New Year’s resolutions may seem cliché, and admittedly they are not much use when tossed into the drawer and forgotten, but when carefully considered they can actually help to keep one focused on ones’ goals for the short and long term. Writing them into the garden journal along with the daily or weekly seasonal notes gives them substance and clarity and almost guarantees that they will be reviewed often.

So, where to begin? It seems clear that if you haven’t started a garden journal, that would be a great place to start. I resolve to pay more attention to my journal. While I do have a notebook for my seed-starting and transplanting dates, and another for vegetable garden plans, and yet another for the summer camp where I garden, I’ve found that I don’t have a place where general garden goals and plans all come together. This winter I’ve been asked to create a portfolio of sorts to showcase my experiences in different garden situations, so I’ve been going through 20 years of my photos and plans. Discovering that there are missing pieces to my garden story is frustrating, but sorting through the photos has been fun, watching the gardens come alive in fast-forward. What a sense of accomplishment!

My next resolution would probably have to do with the vegetable garden. It seems like a lot of what I plant goes past its prime before being harvested. I’ve really got to get out there more often, sowing smaller batches of seed more often to avoid the avalanche of produce becoming ripe all at once.
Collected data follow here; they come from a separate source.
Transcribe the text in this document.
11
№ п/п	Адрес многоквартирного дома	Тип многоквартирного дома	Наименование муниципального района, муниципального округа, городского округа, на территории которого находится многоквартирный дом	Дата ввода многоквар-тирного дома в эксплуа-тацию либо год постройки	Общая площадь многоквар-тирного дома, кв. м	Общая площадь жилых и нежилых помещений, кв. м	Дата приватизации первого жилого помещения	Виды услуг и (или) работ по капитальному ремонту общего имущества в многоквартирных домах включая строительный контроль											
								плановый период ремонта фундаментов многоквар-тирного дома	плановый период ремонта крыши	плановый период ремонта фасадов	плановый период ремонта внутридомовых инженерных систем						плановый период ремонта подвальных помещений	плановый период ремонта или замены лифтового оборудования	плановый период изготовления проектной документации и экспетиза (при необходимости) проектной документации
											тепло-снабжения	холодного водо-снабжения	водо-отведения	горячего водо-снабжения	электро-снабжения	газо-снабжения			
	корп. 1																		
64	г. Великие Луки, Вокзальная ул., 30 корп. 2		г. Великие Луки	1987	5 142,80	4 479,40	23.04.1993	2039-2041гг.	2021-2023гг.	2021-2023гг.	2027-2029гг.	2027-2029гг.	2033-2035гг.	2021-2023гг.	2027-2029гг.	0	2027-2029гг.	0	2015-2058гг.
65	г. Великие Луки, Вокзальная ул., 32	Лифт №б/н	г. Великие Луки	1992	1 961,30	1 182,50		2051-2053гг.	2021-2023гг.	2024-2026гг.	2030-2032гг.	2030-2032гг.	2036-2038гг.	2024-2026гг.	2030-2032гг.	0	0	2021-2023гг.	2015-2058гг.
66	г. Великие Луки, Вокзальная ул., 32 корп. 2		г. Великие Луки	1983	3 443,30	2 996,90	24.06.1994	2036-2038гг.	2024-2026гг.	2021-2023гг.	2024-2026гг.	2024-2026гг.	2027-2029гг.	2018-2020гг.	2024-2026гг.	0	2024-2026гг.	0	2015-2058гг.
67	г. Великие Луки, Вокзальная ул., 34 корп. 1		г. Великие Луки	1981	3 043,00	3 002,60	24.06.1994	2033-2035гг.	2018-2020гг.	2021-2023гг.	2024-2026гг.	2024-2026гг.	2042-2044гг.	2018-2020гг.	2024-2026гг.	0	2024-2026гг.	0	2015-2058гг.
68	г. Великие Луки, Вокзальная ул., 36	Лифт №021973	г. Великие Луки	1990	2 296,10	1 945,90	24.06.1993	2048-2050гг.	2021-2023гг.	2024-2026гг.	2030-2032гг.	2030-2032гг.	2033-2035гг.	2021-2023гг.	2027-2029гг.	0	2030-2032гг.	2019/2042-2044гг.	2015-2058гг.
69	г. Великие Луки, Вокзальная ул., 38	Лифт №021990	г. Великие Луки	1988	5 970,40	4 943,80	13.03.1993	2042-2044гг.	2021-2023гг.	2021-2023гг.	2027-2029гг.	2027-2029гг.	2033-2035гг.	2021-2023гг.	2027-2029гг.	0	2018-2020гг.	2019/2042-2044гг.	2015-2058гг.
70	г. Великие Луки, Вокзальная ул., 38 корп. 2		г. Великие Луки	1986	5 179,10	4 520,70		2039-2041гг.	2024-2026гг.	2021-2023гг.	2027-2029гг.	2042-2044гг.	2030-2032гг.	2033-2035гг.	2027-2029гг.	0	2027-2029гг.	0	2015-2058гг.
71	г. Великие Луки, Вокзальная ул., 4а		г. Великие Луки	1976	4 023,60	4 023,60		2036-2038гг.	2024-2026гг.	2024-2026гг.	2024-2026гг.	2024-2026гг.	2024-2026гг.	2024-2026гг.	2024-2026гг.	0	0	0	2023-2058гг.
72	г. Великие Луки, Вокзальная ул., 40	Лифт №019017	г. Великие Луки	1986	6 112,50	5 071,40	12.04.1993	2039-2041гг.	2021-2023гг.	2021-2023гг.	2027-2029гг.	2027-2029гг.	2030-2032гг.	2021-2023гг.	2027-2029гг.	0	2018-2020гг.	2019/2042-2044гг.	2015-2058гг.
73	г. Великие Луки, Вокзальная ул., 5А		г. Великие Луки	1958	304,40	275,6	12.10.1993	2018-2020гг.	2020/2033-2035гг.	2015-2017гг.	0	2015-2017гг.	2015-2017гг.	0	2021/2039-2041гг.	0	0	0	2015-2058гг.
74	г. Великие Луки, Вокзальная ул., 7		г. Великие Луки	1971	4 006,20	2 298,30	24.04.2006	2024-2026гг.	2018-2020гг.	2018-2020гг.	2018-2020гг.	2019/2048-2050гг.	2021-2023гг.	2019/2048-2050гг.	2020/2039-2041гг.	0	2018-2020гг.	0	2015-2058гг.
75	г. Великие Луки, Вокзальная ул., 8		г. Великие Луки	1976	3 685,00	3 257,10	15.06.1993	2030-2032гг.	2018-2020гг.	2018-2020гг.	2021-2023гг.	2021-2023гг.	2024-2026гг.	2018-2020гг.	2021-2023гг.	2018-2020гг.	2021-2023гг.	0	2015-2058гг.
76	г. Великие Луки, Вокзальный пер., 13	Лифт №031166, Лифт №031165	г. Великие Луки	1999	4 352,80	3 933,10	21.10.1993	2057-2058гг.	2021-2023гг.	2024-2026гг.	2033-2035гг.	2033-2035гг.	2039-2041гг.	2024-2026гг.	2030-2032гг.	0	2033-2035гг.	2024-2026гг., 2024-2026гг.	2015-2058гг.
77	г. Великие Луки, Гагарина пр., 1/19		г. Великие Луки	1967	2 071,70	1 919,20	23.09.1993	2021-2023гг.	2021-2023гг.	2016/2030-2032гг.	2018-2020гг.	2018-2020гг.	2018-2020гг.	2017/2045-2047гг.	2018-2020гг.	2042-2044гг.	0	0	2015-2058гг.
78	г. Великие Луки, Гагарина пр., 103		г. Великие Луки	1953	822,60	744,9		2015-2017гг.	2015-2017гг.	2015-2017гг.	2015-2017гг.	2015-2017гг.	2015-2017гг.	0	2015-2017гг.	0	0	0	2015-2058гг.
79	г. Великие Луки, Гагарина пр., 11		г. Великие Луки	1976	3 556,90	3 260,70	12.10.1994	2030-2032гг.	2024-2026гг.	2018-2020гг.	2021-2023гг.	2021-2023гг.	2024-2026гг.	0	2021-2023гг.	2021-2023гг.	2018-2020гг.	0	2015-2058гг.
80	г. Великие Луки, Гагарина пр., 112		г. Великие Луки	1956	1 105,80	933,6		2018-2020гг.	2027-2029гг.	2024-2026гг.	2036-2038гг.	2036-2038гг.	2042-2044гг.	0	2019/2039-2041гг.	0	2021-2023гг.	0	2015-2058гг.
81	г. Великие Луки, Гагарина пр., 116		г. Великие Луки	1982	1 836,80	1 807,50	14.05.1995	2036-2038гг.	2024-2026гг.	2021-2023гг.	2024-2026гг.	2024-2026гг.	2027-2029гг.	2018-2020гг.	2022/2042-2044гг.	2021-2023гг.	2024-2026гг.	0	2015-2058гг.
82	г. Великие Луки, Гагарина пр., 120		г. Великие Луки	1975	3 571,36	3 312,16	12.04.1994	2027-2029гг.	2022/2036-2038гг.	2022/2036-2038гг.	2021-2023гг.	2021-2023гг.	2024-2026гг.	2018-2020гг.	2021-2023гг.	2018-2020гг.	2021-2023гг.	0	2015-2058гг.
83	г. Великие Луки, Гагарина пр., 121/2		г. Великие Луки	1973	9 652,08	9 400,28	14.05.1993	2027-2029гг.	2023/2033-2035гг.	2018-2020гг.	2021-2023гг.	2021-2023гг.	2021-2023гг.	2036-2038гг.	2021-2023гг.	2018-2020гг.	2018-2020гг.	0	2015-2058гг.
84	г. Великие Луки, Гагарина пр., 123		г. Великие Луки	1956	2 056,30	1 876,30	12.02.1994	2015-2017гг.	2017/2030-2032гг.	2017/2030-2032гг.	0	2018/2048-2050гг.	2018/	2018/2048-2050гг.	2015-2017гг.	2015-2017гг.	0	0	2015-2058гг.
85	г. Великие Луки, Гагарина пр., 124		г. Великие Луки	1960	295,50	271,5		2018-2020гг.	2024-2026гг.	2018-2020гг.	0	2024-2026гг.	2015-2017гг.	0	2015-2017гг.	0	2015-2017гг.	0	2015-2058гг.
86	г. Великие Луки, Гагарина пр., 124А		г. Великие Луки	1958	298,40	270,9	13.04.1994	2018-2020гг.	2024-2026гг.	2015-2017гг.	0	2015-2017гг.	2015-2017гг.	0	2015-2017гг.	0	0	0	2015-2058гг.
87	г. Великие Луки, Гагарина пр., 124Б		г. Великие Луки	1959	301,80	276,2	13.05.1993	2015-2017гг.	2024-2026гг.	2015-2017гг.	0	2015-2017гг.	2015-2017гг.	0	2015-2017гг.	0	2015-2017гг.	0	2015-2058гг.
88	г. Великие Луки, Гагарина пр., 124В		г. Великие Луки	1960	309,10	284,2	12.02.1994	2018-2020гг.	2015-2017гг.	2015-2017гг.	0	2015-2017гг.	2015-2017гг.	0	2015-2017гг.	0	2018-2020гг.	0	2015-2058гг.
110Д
Speaking of food, learning more about wild foods would be an interesting goal. I know, for example, that purslane is edible, and an excellent source of vitamins, yet I continue to pull it out as a weed, dumping all that nutrition onto the compost pile. Pulling dandelions all summer makes me crazy. What better revenge than to eat them? Elderberries and low-bush blueberries grow wild everywhere around here, as do wild strawberries. A morning or two now and again spent wild-crafting would be pleasant as well as productive.

These are a few of my resolutions for the new year. There will probably be others, some unrelated to the garden, and I have no qualms about changing goals or creating new ones later in the year as the need arises. Perhaps you too will take a moment during this slow, post-holiday season to reflect upon years past and plan for the new year ahead. Another adventure is about to begin.